I’m new to this website building thing, so there’s a bit of a little learning cliff. It probably wasn’t the best choice, but I used Yahoo for hosting, and Yahoo Site Builder* for building the site, which is for somebody else. This person does not want her website to be picked up by the search engines. So following instructions, I placed this code in the header of every page:
<meta name=“robots”’ content=“noindex”>
My question is, does this reliably work? Will none of the content be indexed? What about page titles and other header content?
*That’s why I’m asking here–Yahoo’s help center isn’t very – um, helpful.
You can do that plus you can also add a robots.txt file.

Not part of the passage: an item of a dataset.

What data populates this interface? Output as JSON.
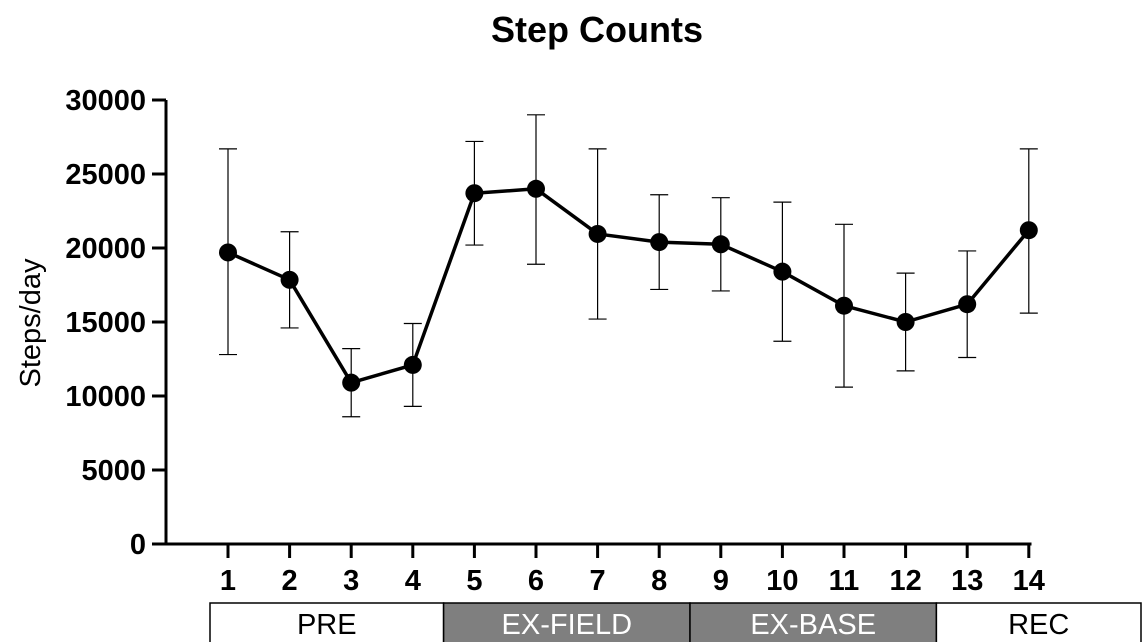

Also sign up with Google Webmaster Tools to make sure they get your robots.txt right away. I think you can also specifically delete pages from their index if any do get indexed. You can do the same using Yahoo’s tools
I don’t know if there are any unscrupulous spiders/robots out there that would ignore the nofollow and noindex rules, and robots.txt. But, if something does pick it up and then Google or Yahoo gets links via the unscrupulous spiders, you can use those tools to remove.

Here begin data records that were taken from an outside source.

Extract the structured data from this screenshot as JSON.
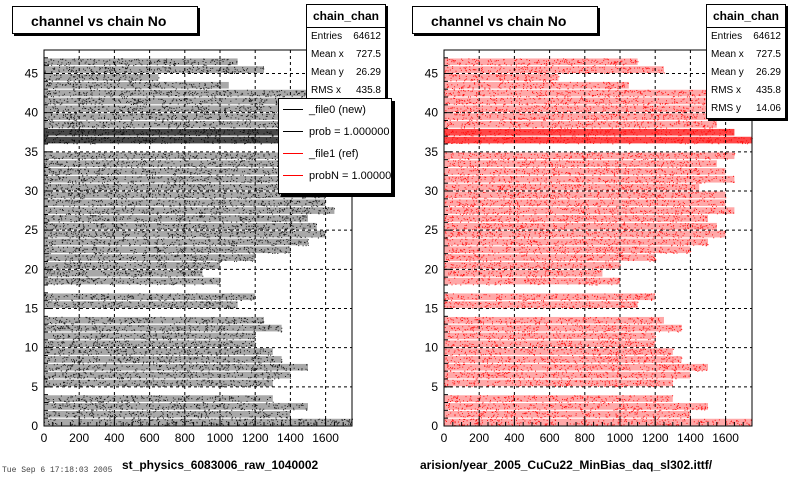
{
  "panels": [
    {
      "title": "channel vs chain No",
      "color": "#000000",
      "stats": {
        "name": "chain_chan",
        "rows": [
          {
            "label": "Entries",
            "value": "64612"
          },
          {
            "label": "Mean x",
            "value": "727.5"
          },
          {
            "label": "Mean y",
            "value": "26.29"
          },
          {
            "label": "RMS x",
            "value": "435.8"
          }
        ]
      },
      "legend": [
        {
          "text": "_file0 (new)",
          "color": "#000000"
        },
        {
          "text": "prob = 1.000000",
          "color": "#000000"
        },
        {
          "text": "_file1 (ref)",
          "color": "#ff0000"
        },
        {
          "text": "probN = 1.000000",
          "color": "#ff0000"
        }
      ],
      "footer": "st_physics_6083006_raw_1040002"
    },
    {
      "title": "channel vs chain No",
      "color": "#ff0000",
      "stats": {
        "name": "chain_chan",
        "rows": [
          {
            "label": "Entries",
            "value": "64612"
          },
          {
            "label": "Mean x",
            "value": "727.5"
          },
          {
            "label": "Mean y",
            "value": "26.29"
          },
          {
            "label": "RMS x",
            "value": "435.8"
          },
          {
            "label": "RMS y",
            "value": "14.06"
          }
        ]
      },
      "footer": "arision/year_2005_CuCu22_MinBias_daq_sl302.ittf/"
    }
  ],
  "stamp": "Tue Sep 6 17:18:03 2005",
  "chart_data": [
    {
      "type": "scatter",
      "title": "channel vs chain No",
      "xlim": [
        0,
        1750
      ],
      "ylim": [
        0,
        48
      ],
      "xticks": [
        0,
        200,
        400,
        600,
        800,
        1000,
        1200,
        1400,
        1600
      ],
      "yticks": [
        0,
        5,
        10,
        15,
        20,
        25,
        30,
        35,
        40,
        45
      ],
      "grid": true,
      "series": [
        {
          "name": "_file0 (new)",
          "color": "#000000",
          "rows_chain": [
            1,
            2,
            3,
            4,
            6,
            7,
            8,
            9,
            10,
            11,
            12,
            13,
            14,
            16,
            17,
            19,
            20,
            21,
            22,
            23,
            24,
            25,
            26,
            27,
            28,
            29,
            30,
            31,
            32,
            33,
            34,
            35,
            37,
            38,
            39,
            40,
            41,
            42,
            43,
            44,
            45,
            46,
            47
          ],
          "rows_max_channel": [
            1750,
            1400,
            1500,
            1300,
            1300,
            1400,
            1500,
            1350,
            1300,
            1200,
            1200,
            1350,
            1250,
            1100,
            1200,
            1000,
            900,
            1000,
            1200,
            1400,
            1500,
            1600,
            1550,
            1500,
            1650,
            1600,
            1600,
            1450,
            1650,
            1600,
            1550,
            1650,
            1750,
            1650,
            1550,
            1600,
            1550,
            1600,
            1700,
            1050,
            650,
            1250,
            1100
          ]
        }
      ]
    },
    {
      "type": "scatter",
      "title": "channel vs chain No",
      "xlim": [
        0,
        1750
      ],
      "ylim": [
        0,
        48
      ],
      "xticks": [
        0,
        200,
        400,
        600,
        800,
        1000,
        1200,
        1400,
        1600
      ],
      "yticks": [
        0,
        5,
        10,
        15,
        20,
        25,
        30,
        35,
        40,
        45
      ],
      "grid": true,
      "series": [
        {
          "name": "_file1 (ref)",
          "color": "#ff0000",
          "rows_chain": [
            1,
            2,
            3,
            4,
            6,
            7,
            8,
            9,
            10,
            11,
            12,
            13,
            14,
            16,
            17,
            19,
            20,
            21,
            22,
            23,
            24,
            25,
            26,
            27,
            28,
            29,
            30,
            31,
            32,
            33,
            34,
            35,
            37,
            38,
            39,
            40,
            41,
            42,
            43,
            44,
            45,
            46,
            47
          ],
          "rows_max_channel": [
            1750,
            1400,
            1500,
            1300,
            1300,
            1400,
            1500,
            1350,
            1300,
            1200,
            1200,
            1350,
            1250,
            1100,
            1200,
            1000,
            900,
            1000,
            1200,
            1400,
            1500,
            1600,
            1550,
            1500,
            1650,
            1600,
            1600,
            1450,
            1650,
            1600,
            1550,
            1650,
            1750,
            1650,
            1550,
            1600,
            1550,
            1600,
            1700,
            1050,
            650,
            1250,
            1100
          ]
        }
      ]
    }
  ]
}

There are. Email address-harvesting spambots love to look at robots.txt for pages that may have email addresses on them.
But the major search engines will respect the rules in robots.txt and your meta tags (as long as they’re written properly.)
If I understand the implications of this–if I happen to build another website that I don’t want to hide from the search engines, I should still hide the contact page then, right?
Really it’s just best to not post email addresses directly to the web. Either present them as a graphic or use a contact form that doesn’t have the email address in the html.
It’s best to use a php or perl script (there are tons of free ones online if you Google around) and make a contact form.
You can also Google around for known robots that refuse to obey the noindex meta tag and you can exclude those IP addresses.
Also beware of fake things. Like many email bots will produce a standard message threatening legal action, that way you’ll reply and they’ll get your addresses.
Best way I found is to create a php form, that way your email address stays hid behind the server. But make up a weird email address and change it every month. Since the php contact form will not show any email you can change emails whenever you need to.
I’m curious about this decision (in a non-challenging way) - she does realise that her site will still be accessible to the general public, if they know where it is or follow an inbound link (which probably will be indexed) from some other site?
Why would anyone want a website, but not want people to find it? I’m genuinely puzzled.